Installations portuaires de Doraleh : Djibouti s’oppose fermement aux menaces et contre-vérités diffusées par DP World

Suite aux communiqués produits par DP World concernant les installations portuaires de Doraleh, l’État de Djibouti entend apporter les précisions suivantes :

Communiqué : La société DP World fait circuler depuis début avril un communiqué de presse dans lequel elle remet en cause aussi bien l’effectivité que la légalité de la résiliation par l’État djiboutien du contrat de concession portant sur l’exploitation du terminal à conteneurs de Doraleh. Ce contrat de concession a été conclu en 2006 avec la société Doraleh Container Terminal (DCT) dont DP World est actionnaire.
Dans ce communiqué, DP World menace de représailles juridiques toute entreprise qui viendrait à conclure un nouveau contrat avec l’État djiboutien portant sur les actifs du terminal à conteneurs de Doraleh.
L’État djiboutien entend s’opposer fermement aux menaces et contre-vérités diffusées par DP World dans ce communiqué de presse.
Le contrat de concession de DCT a été résilié au terme d’un processus juridique transparent et, contrairement aux allégations de DP World, DCT ne peut plus se prévaloir d’aucun droit de concession au titre du contrat en question.
Djibouti note avec un vif regret la position de DP World
Le gouvernement de Djibouti note avec un vif regret la position de DP World qui continue de porter atteinte aux intérêts supérieurs de Djibouti. DP World ne craint pas, en effet, de contester le pouvoir souverain dont dispose chaque État, en application du droit international, de résilier un contrat dès lors que l’intérêt général le requiert et sous réserve d’une juste indemnisation.
Cette position de DP World montre une fois encore avec quel mépris cette entreprise se comporte vis-à-vis de l’État djiboutien et de sa population.
À quel titre DP World, qui est une entreprise privée, prétend pouvoir menacer d’autres entreprises qui souhaiteraient entrer en relation avec l’État djiboutien pour y développer leurs activités ?

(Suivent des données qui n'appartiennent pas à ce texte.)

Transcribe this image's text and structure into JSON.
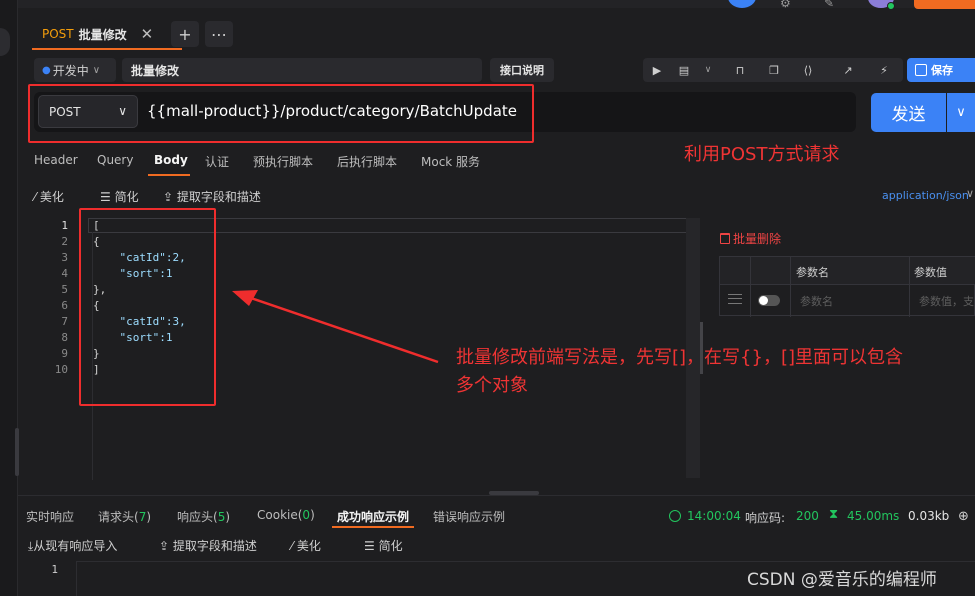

De toute évidence, DP World n’hésite pas à porter atteinte de manière flagrante à la liberté économique de ces entreprises. Il convient de souligner, d’ailleurs, que ces menaces sont vaines et dépourvues de tout fondement envers des entreprises tierces à la procédure de résiliation décidée par l’État djiboutien et auxquelles la clause d’exclusivité mentionnée par DP World n’a jamais été opposable.
La résiliation de la concession du terminal à conteneurs de Doraleh effective et parfaitement légale
À cet égard, contrairement à ce qu’estime DP World, la résiliation de la concession du terminal à conteneurs de Doraleh est effective et parfaitement légale. En effet, cette décision est intervenue sur le fondement d’une loi votée par le Parlement le 8 novembre 2017 et d’un décret pris par le président de la République le 22 février 2018. Deux actions prises dans le respect des normes internationales, et après des tentatives de renégociation de la concession qui n’ont pas abouti du fait du refus répété et inexplicable de DP World d’entendre les demandes légitimes de l’État djiboutien.
Par ailleurs, malgré ce qu’affirme DP World, l’État djiboutien n’a pas fondé sa décision de résilier le contrat de concession du terminal à conteneurs de Doraleh sur un motif d’illégalité, mais sur un motif d’intérêt général.
L’exécution du contrat contraire aux intérêts supérieurs de la Nation
L’État djiboutien a constaté que l’exécution de ce contrat se révélait contraire aux intérêts supérieurs de la Nation, qu’il portait un préjudice manifeste aux impératifs de développement du pays, aux impératifs de contrôle des infrastructures ainsi que de sécurité d’approvisionnement de la population.

DP World tente bien maladroitement de résumer la situation à une simple divergence d’intérêts financiers en soulignant que « le contrat de concession a été très avantageux pour Djibouti ».

Encore une fois, cela démontre que DP World fait peu de cas des intérêts supérieurs d’un État et semble considérer que les seuls intérêts dignes d’être poursuivis ne sont que financiers alors qu’il en va du développement de l’ensemble d’un pays et de toute une région.
L’État djiboutien ne saurait d’ailleurs se satisfaire de revenus provenant de l’exploitation d’un service ou d’une infrastructure stratégique – aussi importants fussent-ils – alors que sont ici en jeu la croissance économique et l’amélioration des conditions de vie de la population.
Pour terminer, l’État djiboutien souhaite réaffirmer sa volonté de faciliter le développement du pays et le bien-être de sa population. Il souligne également que les investisseurs internationaux, partenaires publics, privés et nations amies, particulièrement dans le domaine des infrastructures, sont les bienvenus à Djibouti à cette fin.